Justice Breyer, a former law professor and expert on administrative law, had an interesting administrative law tangent. The Secretary might have the power under the Medicaid statute to strip a state of money, but that action would itself be subject to the Administrative Procedures Act and would have to be reasonable. It will be interesting to see if that argument surfaces in the opinions.

Solicitor General Verrilli made the Government’s argument, but, not surprisingly, everyone seemed to have run out of questions and energy before time was up. At one point Chief Justice Roberts said, “You have another fifteen minutes.” General Verrilli replied “Lucky me,” which may have been his best line of the week. The argument trickled on for a few more pages before Paul Clement got a few saved minutes for rebuttal. Those minutes passed with merciful speed.

By this time in the week, it seemed energy levels, and perhaps attention spans, were falling. It was a bit harder to read the Justices’ positions on this argument. Rather like the individual mandate question, Justices seemed to be looking for a stopping point – a line that would prevent the federal government from bribing a state into doing absolutely anything – just as earlier it was looking for a line that would prevent the dreaded broccoli apocalypse, where the federal government could force people to buy broccoli. Clement did his best to give them some; unfortunately for him, none of the distinctions he suggested really made sense and could only in very arbitrary ways distinguish this Medicaid expansion from many other federal actions, including past Medicaid expansions. As Chief Justice Roberts noted at one point, the States had crossed the line of dependence on the federal government a long time ago.
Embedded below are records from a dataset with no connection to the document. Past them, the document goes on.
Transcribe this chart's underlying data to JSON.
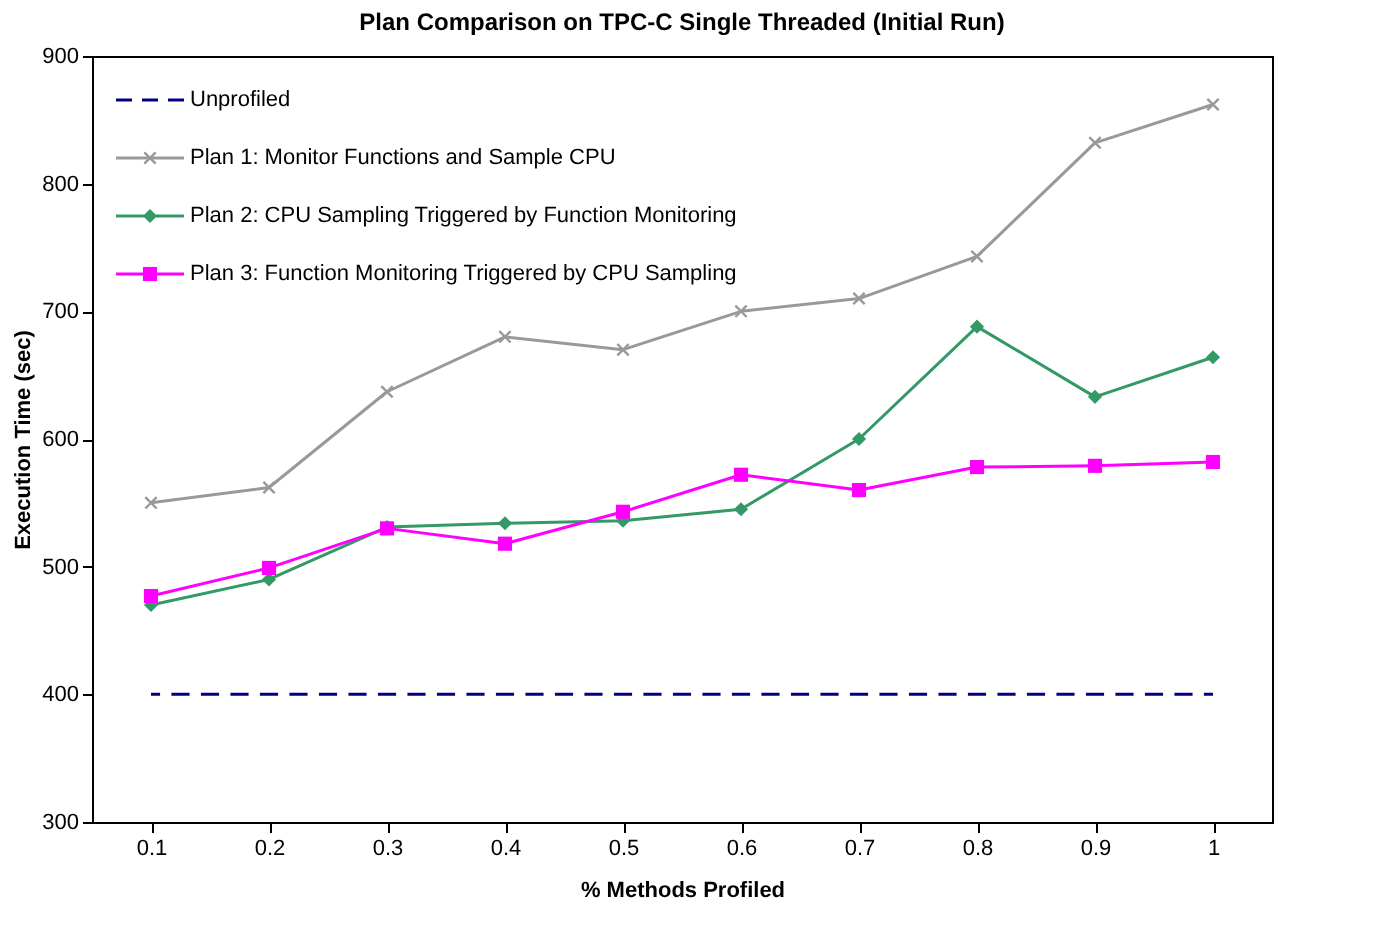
{
  "chart_data": {
    "type": "line",
    "title": "Plan Comparison on TPC-C Single Threaded (Initial Run)",
    "xlabel": "% Methods Profiled",
    "ylabel": "Execution Time (sec)",
    "categories": [
      "0.1",
      "0.2",
      "0.3",
      "0.4",
      "0.5",
      "0.6",
      "0.7",
      "0.8",
      "0.9",
      "1"
    ],
    "series": [
      {
        "name": "Unprofiled",
        "color": "#000080",
        "marker": "none",
        "line_style": "dashed",
        "values": [
          400,
          400,
          400,
          400,
          400,
          400,
          400,
          400,
          400,
          400
        ]
      },
      {
        "name": "Plan 1: Monitor Functions and Sample CPU",
        "color": "#999999",
        "marker": "cross",
        "line_style": "solid",
        "values": [
          550,
          562,
          637,
          680,
          670,
          700,
          710,
          743,
          832,
          862
        ]
      },
      {
        "name": "Plan 2: CPU Sampling Triggered by Function Monitoring",
        "color": "#339966",
        "marker": "diamond",
        "line_style": "solid",
        "values": [
          470,
          490,
          531,
          534,
          536,
          545,
          600,
          688,
          633,
          664
        ]
      },
      {
        "name": "Plan 3: Function Monitoring Triggered by CPU Sampling",
        "color": "#ff00ff",
        "marker": "square",
        "line_style": "solid",
        "values": [
          477,
          499,
          530,
          518,
          543,
          572,
          560,
          578,
          579,
          582
        ]
      }
    ],
    "ylim": [
      300,
      900
    ],
    "yticks": [
      300,
      400,
      500,
      600,
      700,
      800,
      900
    ],
    "grid": false,
    "legend": "top left"
  }
}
I think this government will win this issue, although I wouldn’t bet the house on it. One interesting possibility is that the Court might give the states a “little win” here, say by holding that they might be able to challenge the Medicaid expansion as applied but not in the abstract, “on its face,” or holding that the Secretary would be limited in how she could pull all Medicaid funding from the states. Particularly if the Court ends up ruling in favor of the constitutionality of the individual mandate, some gesture toward the opponents might be attractive. But I’d be quite surprised if they flatly struck down this Medicaid expansion as unconstitutional. (They could, however, if they found the individual mandate unconstitutional, strike down the Medicaid expansion as part of their severability analysis of the rest of the statute.)

That’s all for tonight. I’ll finish tomorrow with one last post, summing up my impressions of Health Reform Week at the Supreme Court.